Keywords: ChatGPT, Google Bard, medical inquiries, comparison, madical AI
Introduction
Artificial Intelligence (AI) and Machine Learning (ML) are interconnected technologies recently gaining significant popularity. AI involves creating intelligent machines capable of performing tasks that typically require human intelligence, such as visual perception, speech recognition, decision-making, and language translation. ML, a subset of AI, focuses on developing algorithms and statistical models that enable machines to learn from data and improve their performance over time without explicit programming (1, 2). AI is at the forefront of transforming various aspects of our lives by altering how we analyze information and enhancing decision-making through problem-solving, reasoning, and learning (3).
In the dynamic domain of AI chatbots, the comparative analysis of ChatGPT and Gemini (formerly known as Google's Bard) has emerged as a focal point, particularly in medical inquiries (1, 2). Recent investigations have explored the precision and effectiveness of these AI models in fielding medical questions across various specialties (1, 4–7). These studies demonstrate ChatGPT's capabilities in diagnostic imaging and clinical decision support, underscoring its potential value in healthcare settings (4–6).

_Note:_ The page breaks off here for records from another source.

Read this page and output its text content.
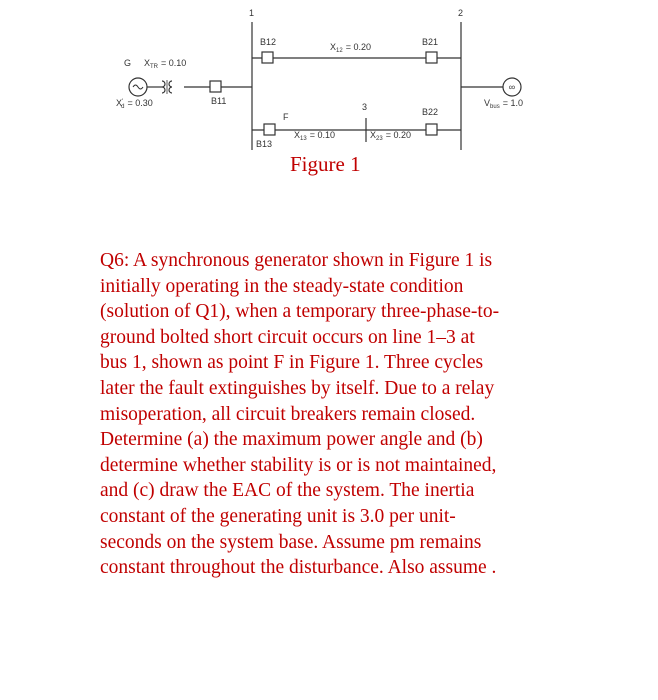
∞
1	2
3
B12	B21
B11
B22
B13
G $X_{TR} = 0.10$
X' d = 0.30
$X_{12} = 0.20$
$X_{13} = 0.10$	$X_{23} = 0.20$
F
$V_{bus} = 1.0$
Figure 1
Q6: A synchronous generator shown in Figure 1 is
initially operating in the steady-state condition
(solution of Q1), when a temporary three-phase-to-
ground bolted short circuit occurs on line 1–3 at
bus 1, shown as point F in Figure 1. Three cycles
later the fault extinguishes by itself. Due to a relay
misoperation, all circuit breakers remain closed.
Determine (a) the maximum power angle and (b)
determine whether stability is or is not maintained,
and (c) draw the EAC of the system. The inertia
constant of the generating unit is 3.0 per unit-
seconds on the system base. Assume pm remains
constant throughout the disturbance. Also assume .
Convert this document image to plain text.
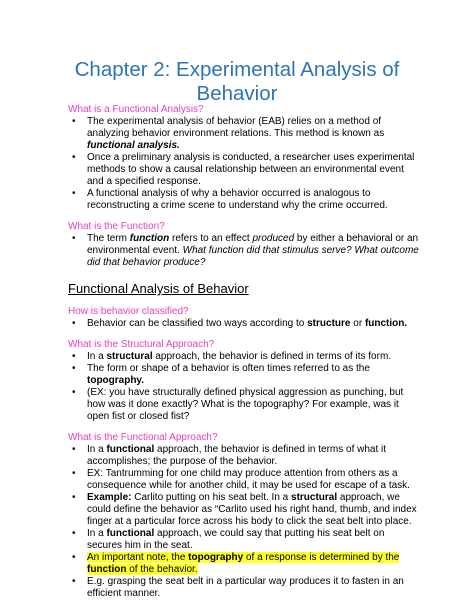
Chapter 2: Experimental Analysis of
Behavior

What is a Functional Analysis?

• The experimental analysis of behavior (EAB) relies on a method of analyzing behavior environment relations. This method is known as functional analysis.
• Once a preliminary analysis is conducted, a researcher uses experimental methods to show a causal relationship between an environmental event and a specified response.
• A functional analysis of why a behavior occurred is analogous to reconstructing a crime scene to understand why the crime occurred.

What is the Function?

• The term function refers to an effect produced by either a behavioral or an environmental event. What function did that stimulus serve? What outcome did that behavior produce?

Functional Analysis of Behavior

How is behavior classified?

• Behavior can be classified two ways according to structure or function.

What is the Structural Approach?

• In a structural approach, the behavior is defined in terms of its form.
• The form or shape of a behavior is often times referred to as the topography.
• (EX: you have structurally defined physical aggression as punching, but how was it done exactly? What is the topography? For example, was it open fist or closed fist?

What is the Functional Approach?

• In a functional approach, the behavior is defined in terms of what it accomplishes; the purpose of the behavior.
• EX: Tantrumming for one child may produce attention from others as a consequence while for another child, it may be used for escape of a task.
• Example: Carlito putting on his seat belt. In a structural approach, we could define the behavior as “Carlito used his right hand, thumb, and index finger at a particular force across his body to click the seat belt into place.
• In a functional approach, we could say that putting his seat belt on secures him in the seat.
• An important note, the topography of a response is determined by the function of the behavior.
• E.g. grasping the seat belt in a particular way produces it to fasten in an efficient manner.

In recent years, AI models like ChatGPT and Gemini have significantly impacted natural language processing, particularly in healthcare. ChatGPT, developed by OpenAI, provides relevant and accurate text-based responses using a large dataset (1, 5). While Gemini, from Google DeepMind, integrates multimodal capabilities, handling text, audio, and video, which is especially useful in medical imaging (5). However, both models face challenges. ChatGPT, for example, shows variability in psychiatric assessments and struggles with complex cases (2). Additionally, AI models still struggle to interpret nuanced human emotions and contexts (4).

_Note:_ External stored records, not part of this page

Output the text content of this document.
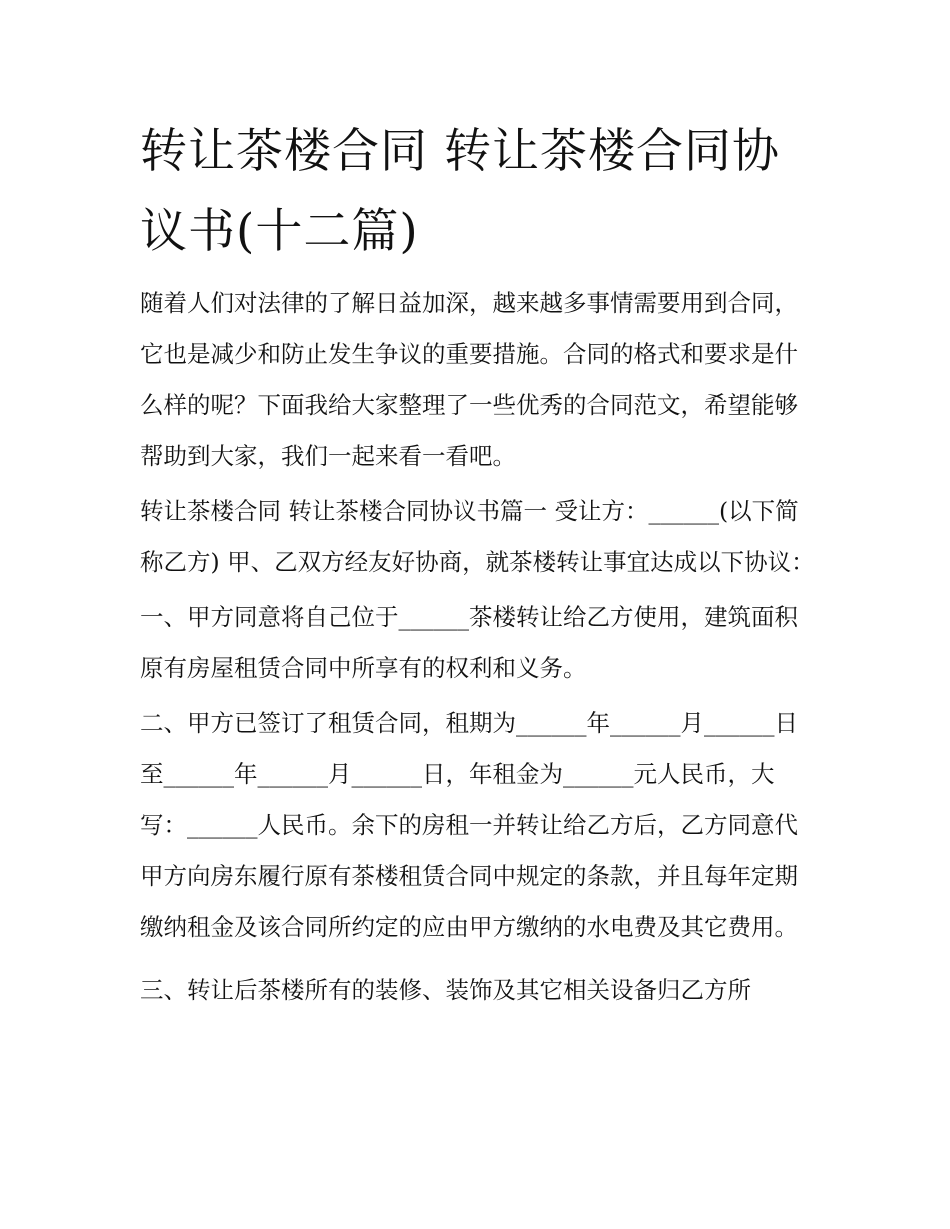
转让茶楼合同 转让茶楼合同协议书(十二篇)

随着人们对法律的了解日益加深，越来越多事情需要用到合同，它也是减少和防止发生争议的重要措施。合同的格式和要求是什么样的呢？下面我给大家整理了一些优秀的合同范文，希望能够帮助到大家，我们一起来看一看吧。

转让茶楼合同 转让茶楼合同协议书篇一 受让方：______(以下简称乙方) 甲、乙双方经友好协商，就茶楼转让事宜达成以下协议：

一、甲方同意将自己位于______茶楼转让给乙方使用，建筑面积原有房屋租赁合同中所享有的权利和义务。

二、甲方已签订了租赁合同，租期为______年______月______日至______年______月______日，年租金为______元人民币，大写：______人民币。余下的房租一并转让给乙方后，乙方同意代甲方向房东履行原有茶楼租赁合同中规定的条款，并且每年定期缴纳租金及该合同所约定的应由甲方缴纳的水电费及其它费用。

三、转让后茶楼所有的装修、装饰及其它相关设备归乙方所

While AI chatbots like ChatGPT and Gemini show promise in medicine, extensive research is still required to understand their capabilities properly. It is essential to address the variation in their performance across different medical scenarios and enhance their accuracy for various medical applications (8). The use of AI in healthcare faces several challenges, including data privacy, algorithm accuracy, adherence to ethical standards, societal acceptance, and clinical integration (9, 10). These challenges make it difficult to develop precise and reliable AI systems. Privacy concerns restrict access to relevant data, and potential biases can result in inaccurate outcomes (8, 10).

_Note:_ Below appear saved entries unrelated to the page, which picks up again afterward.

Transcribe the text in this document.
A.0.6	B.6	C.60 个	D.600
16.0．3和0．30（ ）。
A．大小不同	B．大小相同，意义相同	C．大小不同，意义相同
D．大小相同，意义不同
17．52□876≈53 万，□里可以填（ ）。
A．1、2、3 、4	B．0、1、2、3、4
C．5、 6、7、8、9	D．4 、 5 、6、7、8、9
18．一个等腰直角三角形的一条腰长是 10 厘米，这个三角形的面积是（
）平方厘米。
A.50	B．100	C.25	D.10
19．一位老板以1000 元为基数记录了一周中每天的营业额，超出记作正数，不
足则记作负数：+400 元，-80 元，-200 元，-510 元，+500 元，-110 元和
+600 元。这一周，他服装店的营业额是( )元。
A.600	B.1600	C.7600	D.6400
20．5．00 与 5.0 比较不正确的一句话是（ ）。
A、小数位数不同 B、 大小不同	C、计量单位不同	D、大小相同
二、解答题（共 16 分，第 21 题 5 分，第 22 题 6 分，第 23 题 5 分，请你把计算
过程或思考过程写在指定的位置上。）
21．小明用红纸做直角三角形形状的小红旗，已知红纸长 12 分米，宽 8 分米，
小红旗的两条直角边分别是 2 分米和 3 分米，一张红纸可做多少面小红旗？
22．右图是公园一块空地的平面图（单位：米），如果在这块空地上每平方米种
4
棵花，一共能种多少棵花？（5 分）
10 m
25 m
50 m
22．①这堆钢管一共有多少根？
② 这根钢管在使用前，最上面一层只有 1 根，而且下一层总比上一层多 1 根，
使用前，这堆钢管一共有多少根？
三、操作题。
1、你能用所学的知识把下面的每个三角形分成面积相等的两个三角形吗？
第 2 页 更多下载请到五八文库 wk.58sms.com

This scoping review aims to evaluate and compare the accuracy and length of ChatGPT and Gemini (Google's Bard) in addressing medical inquiries across diverse fields, focusing on their strengths, limitations, and practical implications for healthcare. As AI models become increasingly integrated into clinical and educational settings, understanding their performance variability is essential. Both models face challenges, including inconsistencies in complex cases, privacy concerns, and ethical issues. This review offers insights to help researchers, practitioners, and developers optimize these tools for more effective decision-making and patient care.
Methods
Study protocols
We applied a systematic approach to assess the methodological quality of our scoping review, including comprehensive literature searches, double screening, bias assessment, and evaluation of publication bias.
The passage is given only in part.